SMTP: About Envelopes And Letters

Social Engineering, in the context of information security, refers to psychological manipulation of people into performing actions or divulging confidential information. A type of confidence trick for the purpose of information gathering, fraud, or system access, it differs from a traditional “con” in that it is often one of many steps in a more complex fraud scheme.
— Wikipedia

Social Engineering and phising attacks use emails to gather information from the victim. Sometimes employees get emails from their (pretended) manager, sometimes users get emails from their banks, a parcel serveice or even the CEO of Google.

I got such an email from Sundar Pichai. He wrote that I have been selected for using (new ?) Google services. Hooray!
Of course, this mal was not from the “real” Sundar Pichai, even if the mail seem to come from a Google(.org) email address.

Let’s take a closer look at the SMTP header of this email and analyze it. Please note the bold email addresses and domain names:

Authentication-Results: spf=softfail (sender IP is 203.14.228.8)
 smtp.mailfrom=google.org; armix.net; dkim=none (message not signed)
 header.d=none;armix.net; dmarc=fail action=none
 header.from=google.org;node.one; dkim=none (message not signed)
 header.d=none;
Received-SPF: SoftFail (protection.outlook.com: domain of transitioning
 google.org discourages use of 203.14.228.8 as permitted sender)
Received: from mailrelay.monashhealth.org (203.14.228.8) by
 AM5EUR03FT014.mail.protection.outlook.com (10.152.16.130) with Microsoft SMTP
 Server (version=TLS1_2, cipher=TLS_ECDHE_RSA_WITH_AES_256_CBC_SHA_P384) id
 15.1.587.6 via Frontend Transport; Mon, 5 Sep 2016 16:53:49 +0000
Received: from User (server.ma-rencontre.org [199.115.228.157])
 (user=wba@monashhealth.org.au mech=LOGIN bits=0)
 by SHCLAFM03.southernhealth.org.au with ESMTP id u85GnN9n029599-u85GnN9p029599;
 Tue, 6 Sep 2016 02:49:24 +1000
Message-ID: <201609051649.u85GnN9n029599-u85GnN9p029599@SHCLAFM03.southernhealth.org.au>
Reply-To: <gf.grant01@gmail.com>
From: Google Inc. <donotreply@google.org>
Subject: Re: XKPJGTXUTU
Date: Mon, 5 Sep 2016 09:49:36 -0700
MIME-Version: 1.0
Content-Type: multipart/mixed;
 boundary=” — — =_NextPart_000_0064_01C2A9A6.5B14EEC8"
X-FEAS-AUTH-USER: wba@monashhealth.org.au
To: Undisclosed recipients:;
Return-Path: donotreply@google.org

There are some problems with classical emails, as you can see in the example above:

1. Anybody can use any email address for sending emails.

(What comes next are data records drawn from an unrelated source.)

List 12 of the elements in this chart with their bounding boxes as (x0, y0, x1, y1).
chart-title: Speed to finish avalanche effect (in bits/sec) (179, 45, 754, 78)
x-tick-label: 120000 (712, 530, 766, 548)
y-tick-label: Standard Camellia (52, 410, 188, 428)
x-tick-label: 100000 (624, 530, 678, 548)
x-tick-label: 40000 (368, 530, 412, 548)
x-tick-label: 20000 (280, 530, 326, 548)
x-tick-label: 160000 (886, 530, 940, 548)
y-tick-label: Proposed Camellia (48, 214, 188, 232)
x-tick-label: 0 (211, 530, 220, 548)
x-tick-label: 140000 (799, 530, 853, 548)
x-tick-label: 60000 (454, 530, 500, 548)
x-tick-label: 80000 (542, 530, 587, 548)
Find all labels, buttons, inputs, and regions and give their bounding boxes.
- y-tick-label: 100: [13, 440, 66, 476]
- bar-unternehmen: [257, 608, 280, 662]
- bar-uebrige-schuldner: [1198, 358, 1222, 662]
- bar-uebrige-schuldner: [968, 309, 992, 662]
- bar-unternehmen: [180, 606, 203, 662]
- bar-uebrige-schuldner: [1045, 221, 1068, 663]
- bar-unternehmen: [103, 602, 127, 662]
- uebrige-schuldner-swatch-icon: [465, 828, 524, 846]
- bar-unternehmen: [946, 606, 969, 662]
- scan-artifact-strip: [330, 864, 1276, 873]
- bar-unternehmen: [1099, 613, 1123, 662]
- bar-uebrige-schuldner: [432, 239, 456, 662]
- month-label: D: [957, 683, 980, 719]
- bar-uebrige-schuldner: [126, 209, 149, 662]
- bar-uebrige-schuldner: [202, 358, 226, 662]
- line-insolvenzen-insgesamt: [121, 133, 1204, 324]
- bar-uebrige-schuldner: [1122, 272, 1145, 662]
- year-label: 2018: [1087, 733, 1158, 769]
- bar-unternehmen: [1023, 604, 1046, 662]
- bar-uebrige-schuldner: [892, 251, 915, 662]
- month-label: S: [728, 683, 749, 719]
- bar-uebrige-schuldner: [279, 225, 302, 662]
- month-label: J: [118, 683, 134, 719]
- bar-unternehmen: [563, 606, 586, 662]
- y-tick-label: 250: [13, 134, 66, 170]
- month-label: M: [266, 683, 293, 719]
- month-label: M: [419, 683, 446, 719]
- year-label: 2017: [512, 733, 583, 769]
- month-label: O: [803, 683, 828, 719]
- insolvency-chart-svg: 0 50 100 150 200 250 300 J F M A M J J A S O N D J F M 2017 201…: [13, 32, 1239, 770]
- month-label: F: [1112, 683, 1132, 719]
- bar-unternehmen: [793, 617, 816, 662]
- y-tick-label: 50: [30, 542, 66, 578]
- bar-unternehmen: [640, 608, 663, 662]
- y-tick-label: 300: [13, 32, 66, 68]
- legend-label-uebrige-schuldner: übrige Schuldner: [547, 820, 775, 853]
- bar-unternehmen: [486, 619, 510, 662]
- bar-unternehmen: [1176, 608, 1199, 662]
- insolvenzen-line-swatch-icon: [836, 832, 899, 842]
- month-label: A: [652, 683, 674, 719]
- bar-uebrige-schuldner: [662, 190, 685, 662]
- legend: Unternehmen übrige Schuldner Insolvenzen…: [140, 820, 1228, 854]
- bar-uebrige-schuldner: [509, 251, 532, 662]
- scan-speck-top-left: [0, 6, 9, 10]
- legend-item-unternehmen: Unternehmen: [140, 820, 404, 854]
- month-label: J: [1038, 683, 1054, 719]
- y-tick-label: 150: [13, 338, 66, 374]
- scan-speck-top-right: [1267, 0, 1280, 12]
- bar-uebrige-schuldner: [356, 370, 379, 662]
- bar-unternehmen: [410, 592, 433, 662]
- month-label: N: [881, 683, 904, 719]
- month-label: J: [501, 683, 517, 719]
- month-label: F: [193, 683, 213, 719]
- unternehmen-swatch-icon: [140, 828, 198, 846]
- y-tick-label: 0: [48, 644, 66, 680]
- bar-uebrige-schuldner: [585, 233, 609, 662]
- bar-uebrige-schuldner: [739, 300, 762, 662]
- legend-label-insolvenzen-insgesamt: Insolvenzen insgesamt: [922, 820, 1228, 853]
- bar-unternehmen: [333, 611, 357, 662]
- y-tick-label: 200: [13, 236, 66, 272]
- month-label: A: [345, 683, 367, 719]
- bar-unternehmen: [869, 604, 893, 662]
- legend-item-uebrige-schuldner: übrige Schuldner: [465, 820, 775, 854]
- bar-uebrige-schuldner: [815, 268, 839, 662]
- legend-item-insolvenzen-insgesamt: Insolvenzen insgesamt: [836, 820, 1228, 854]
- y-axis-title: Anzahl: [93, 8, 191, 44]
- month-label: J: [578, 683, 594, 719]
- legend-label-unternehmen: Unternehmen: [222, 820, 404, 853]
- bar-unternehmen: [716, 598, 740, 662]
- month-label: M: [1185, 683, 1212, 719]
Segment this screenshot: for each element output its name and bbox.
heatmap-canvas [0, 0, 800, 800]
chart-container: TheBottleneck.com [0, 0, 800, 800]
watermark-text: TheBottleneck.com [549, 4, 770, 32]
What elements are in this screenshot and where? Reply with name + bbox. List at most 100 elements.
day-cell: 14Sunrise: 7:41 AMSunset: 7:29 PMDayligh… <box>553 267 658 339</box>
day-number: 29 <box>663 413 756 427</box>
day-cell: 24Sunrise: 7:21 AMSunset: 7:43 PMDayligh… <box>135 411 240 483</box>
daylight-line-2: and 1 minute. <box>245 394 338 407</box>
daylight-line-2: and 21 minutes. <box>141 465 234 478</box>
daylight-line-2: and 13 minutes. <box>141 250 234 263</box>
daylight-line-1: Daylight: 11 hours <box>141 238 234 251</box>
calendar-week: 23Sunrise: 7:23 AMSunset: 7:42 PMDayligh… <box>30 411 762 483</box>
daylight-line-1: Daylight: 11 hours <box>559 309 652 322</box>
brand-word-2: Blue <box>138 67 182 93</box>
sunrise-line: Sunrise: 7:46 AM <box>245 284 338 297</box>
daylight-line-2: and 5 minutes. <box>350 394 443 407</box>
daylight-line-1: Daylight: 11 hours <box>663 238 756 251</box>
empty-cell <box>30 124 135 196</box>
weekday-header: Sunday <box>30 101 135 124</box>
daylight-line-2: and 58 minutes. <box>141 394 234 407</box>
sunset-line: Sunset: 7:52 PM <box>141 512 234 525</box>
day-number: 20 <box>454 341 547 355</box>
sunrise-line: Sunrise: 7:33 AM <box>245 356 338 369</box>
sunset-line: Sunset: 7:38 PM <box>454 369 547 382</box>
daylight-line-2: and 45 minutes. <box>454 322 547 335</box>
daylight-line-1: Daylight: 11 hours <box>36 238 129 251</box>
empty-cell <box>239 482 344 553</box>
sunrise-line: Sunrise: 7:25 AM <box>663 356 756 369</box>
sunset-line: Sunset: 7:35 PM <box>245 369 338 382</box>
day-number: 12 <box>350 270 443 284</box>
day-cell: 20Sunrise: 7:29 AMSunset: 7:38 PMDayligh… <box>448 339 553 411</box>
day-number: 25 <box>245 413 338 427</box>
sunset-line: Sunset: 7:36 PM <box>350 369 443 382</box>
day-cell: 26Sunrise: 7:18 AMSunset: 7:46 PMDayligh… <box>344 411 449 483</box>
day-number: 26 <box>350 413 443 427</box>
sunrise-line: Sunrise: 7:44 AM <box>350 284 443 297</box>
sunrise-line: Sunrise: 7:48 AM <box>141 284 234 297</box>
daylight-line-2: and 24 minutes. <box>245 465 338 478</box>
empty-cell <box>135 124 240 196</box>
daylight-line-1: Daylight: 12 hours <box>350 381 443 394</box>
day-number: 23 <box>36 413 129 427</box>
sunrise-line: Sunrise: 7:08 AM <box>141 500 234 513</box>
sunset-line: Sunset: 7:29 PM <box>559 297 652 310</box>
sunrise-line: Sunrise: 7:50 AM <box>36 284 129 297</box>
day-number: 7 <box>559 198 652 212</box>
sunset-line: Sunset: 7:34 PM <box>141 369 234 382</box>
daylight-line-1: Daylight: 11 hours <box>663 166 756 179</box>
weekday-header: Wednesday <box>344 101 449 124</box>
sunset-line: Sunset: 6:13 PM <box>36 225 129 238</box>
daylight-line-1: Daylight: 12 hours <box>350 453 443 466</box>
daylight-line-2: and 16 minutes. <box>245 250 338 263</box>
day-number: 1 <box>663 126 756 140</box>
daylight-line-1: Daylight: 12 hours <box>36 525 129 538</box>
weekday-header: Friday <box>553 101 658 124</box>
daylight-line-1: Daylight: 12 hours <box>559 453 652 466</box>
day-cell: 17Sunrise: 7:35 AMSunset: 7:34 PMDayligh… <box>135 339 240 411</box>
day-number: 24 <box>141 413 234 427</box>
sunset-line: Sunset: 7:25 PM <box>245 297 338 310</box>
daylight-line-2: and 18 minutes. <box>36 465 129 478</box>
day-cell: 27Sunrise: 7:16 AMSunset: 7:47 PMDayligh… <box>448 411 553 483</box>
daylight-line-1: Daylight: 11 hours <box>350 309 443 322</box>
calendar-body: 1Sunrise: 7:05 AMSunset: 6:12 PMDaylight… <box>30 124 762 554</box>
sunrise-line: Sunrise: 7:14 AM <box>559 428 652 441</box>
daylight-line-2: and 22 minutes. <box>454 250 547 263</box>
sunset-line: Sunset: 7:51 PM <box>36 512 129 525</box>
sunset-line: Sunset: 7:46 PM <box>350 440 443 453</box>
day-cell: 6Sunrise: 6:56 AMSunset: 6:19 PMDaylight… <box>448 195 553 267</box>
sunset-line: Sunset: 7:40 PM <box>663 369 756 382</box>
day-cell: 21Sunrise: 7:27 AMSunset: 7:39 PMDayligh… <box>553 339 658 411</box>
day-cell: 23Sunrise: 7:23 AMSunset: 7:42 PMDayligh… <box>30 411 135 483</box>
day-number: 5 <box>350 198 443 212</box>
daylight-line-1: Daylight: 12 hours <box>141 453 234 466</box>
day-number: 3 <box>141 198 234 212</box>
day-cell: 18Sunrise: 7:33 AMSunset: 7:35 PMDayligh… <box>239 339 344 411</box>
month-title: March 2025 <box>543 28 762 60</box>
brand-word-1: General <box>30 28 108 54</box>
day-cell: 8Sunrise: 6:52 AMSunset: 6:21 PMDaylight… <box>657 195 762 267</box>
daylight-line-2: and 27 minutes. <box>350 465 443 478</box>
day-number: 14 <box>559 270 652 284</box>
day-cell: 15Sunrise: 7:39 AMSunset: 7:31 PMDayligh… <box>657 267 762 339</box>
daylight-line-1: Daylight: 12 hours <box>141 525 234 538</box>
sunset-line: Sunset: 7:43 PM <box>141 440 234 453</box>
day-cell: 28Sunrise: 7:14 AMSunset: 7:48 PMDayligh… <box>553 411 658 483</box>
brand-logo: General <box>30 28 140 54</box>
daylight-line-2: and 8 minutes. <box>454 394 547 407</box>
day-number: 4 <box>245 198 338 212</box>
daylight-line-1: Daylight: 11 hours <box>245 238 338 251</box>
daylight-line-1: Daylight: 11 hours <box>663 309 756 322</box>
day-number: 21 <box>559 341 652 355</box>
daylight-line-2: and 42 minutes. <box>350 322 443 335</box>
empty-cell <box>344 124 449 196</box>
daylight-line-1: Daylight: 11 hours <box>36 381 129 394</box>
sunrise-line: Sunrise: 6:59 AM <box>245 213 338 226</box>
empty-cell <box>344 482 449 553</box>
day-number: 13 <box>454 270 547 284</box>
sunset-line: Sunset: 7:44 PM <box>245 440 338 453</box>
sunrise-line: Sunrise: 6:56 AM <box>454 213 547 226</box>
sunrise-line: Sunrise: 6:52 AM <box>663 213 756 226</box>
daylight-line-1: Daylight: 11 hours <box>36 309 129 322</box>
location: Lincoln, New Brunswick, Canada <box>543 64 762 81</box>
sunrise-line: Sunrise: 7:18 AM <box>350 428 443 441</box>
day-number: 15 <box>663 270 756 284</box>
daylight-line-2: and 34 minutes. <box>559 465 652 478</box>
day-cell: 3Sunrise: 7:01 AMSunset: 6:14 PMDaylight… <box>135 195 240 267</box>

Just open a telnet session on port 25 of an email server and send a mail from any sender address. Most mail transfer agents (MTAs) won’t check the sender addresse.
2. Mail servers and mail clients use diffenent fields. Mail servers work with the envelope (mail from, rcpt to) of the email, while mail clients use the header field (from, to).
3. Email validation/authentication systems are not used by any domain and not all mail servers / mail transfer agents verify the email address of the sender. The following sender address verification possibilities exist:

• Sender Policy Framework (SPF) — SPF uses policies to speciiy the systems permitted to send messages for the given domain. SPF uses DNS TXT records to publish these policies.
• DomainKeys Identified Mail (DKIM) — DKIM provides for two distinct operations, signing and verifying. Either of them can be handled by a module of a MTA. The MTA can query the DNS TXT record selector._domainkey.senderdomain.com to verify the DKIM signature of an email.
• Domain-based Message Authentication, Reporting and Conformance (DMARC) — DMARC is built on top of SPF and DKIM. It allows the administrative owner of a domain to publish a policy on which mechanism (DKIM, SPF or both) is employed when sending email from that domain and how the receiver should deal with failures. Additionally, it provides a reporting mechanism of actions performed under those policies. It thus coordinates the results of DKIM and SPF and specifies under which circumstances the from header field should be considered legitimate.

Summing up one can say that you can’t trust your mail client. Spoofing a sender email address is still as easy as it was 30 years ago. We have to wait until the majority of the mail servers implemented the verification systems outlined above.